Proceedings Article | 7 June 2024
KEYWORDS: Education and training, Data modeling, Image segmentation, RGB color model, Artificial intelligence, Image processing, Visualization, Sensors, Machine learning, Visual process modeling
Training data for sporadically occurring events or anomalous targets is always an issue leading to an imbalance or under-representation in machine learning tasks. Synthetic data can aid in several different ways, such as the generation of suitable numbers of training images and, consequently, this data is often pre-labeled as part of the synthetic image generation process. The quality of this synthetic data can be questioned as to the efficacy of the task, but there is often an opportunity to look at how that quality affects your ultimate objective. For an overhead imagery task, does one need a complete, physically accurate simulation of all the optical, atmospheric, and sensor properties, or does a ”quick-and-dirty” visible wavelength simulation suffice? For all intents and purposes, this is surely dependent on the task at hand.

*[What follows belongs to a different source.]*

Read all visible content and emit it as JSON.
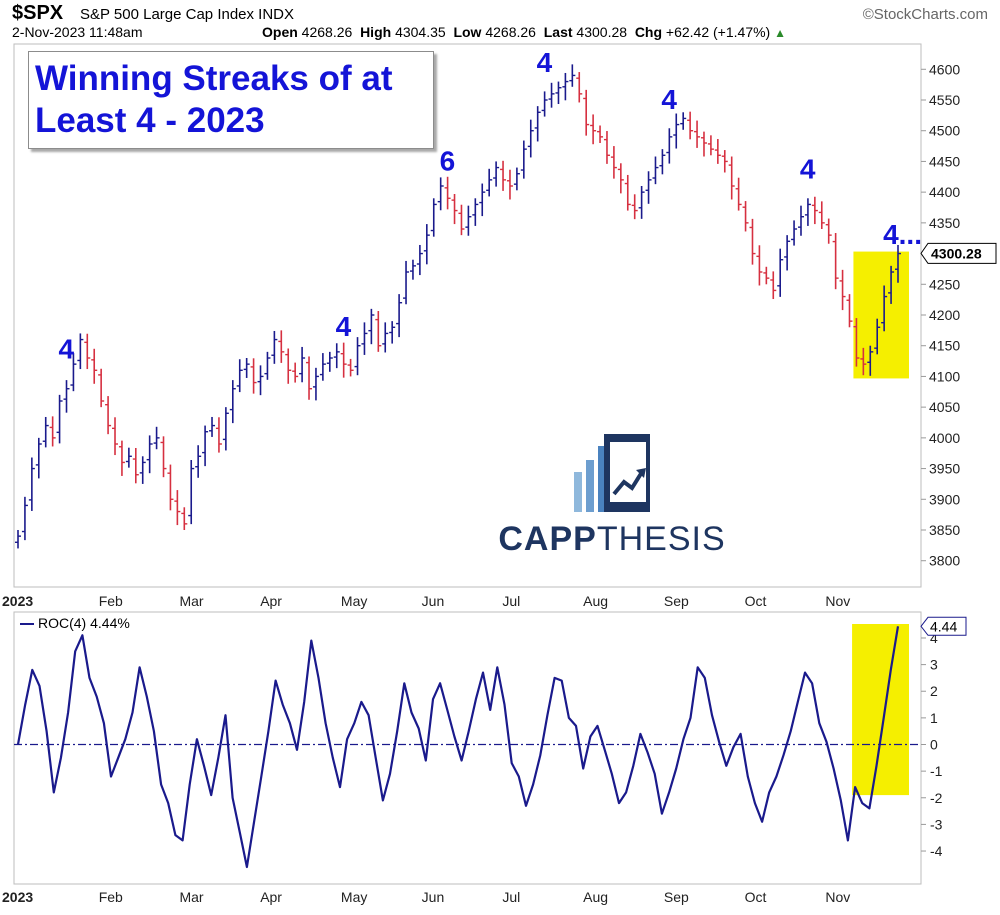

When it is impossible or impractical to collect real labeled data, simulated data may be the only option. In active research being conducted by the Digital Imaging and Remote Sensing laboratory in the Chester F. Carlson Center for Imaging Science at the Rochester Institute of Technology, researchers are focusing on the estimation of the volume of condensed water vapor plumes that are generated from mechanical draft cooling towers, at a variety of facilities, using various modalities of remote sensing data from different imaging platforms. Prior research has supported the use of machine learning for plume segmentation and multi-view geometry techniques for three-dimensional reconstruction and subsequent volume estimation. To this point, real imagery has been collected from the ground and small unmanned aircraft systems with the end goal of exploring other potential collection platforms.
This research focuses on the training of a U-Net model to mask and segment these condensed water vapor plumes from other objects in the scene. The U-Net model and segmentation process has been successfully previously applied to real, low-altitude imagery and this research focuses on the use and application of the model through the use of simulated imagery. Several aspects of the simulation are of interest; how physically accurate do the scattering properties of the plume data need to be, how critical is the understanding of in situ meteorological conditions, how dependent is the process on the temporal and geographic variety in the data, how important is scene clutter and background type? The synthetic data used in this study was generated using the Digital Imaging and Remote Sensing Image Generation (DIRSIG) simulation environment and used to derive the inference and segmentation model to be tested on real imagery. While the trained artificial intelligence model performed consistently well when evaluated with synthetic imagery, the accuracy seen in the synthetic dataset did not translate into comparable results when evaluated with real imagery. However, the successes seen with the synthetic imagery and instances of real imagery results indicate that this binary classification and subsequent volume estimation is feasible to accomplish with high levels of accuracy in the future.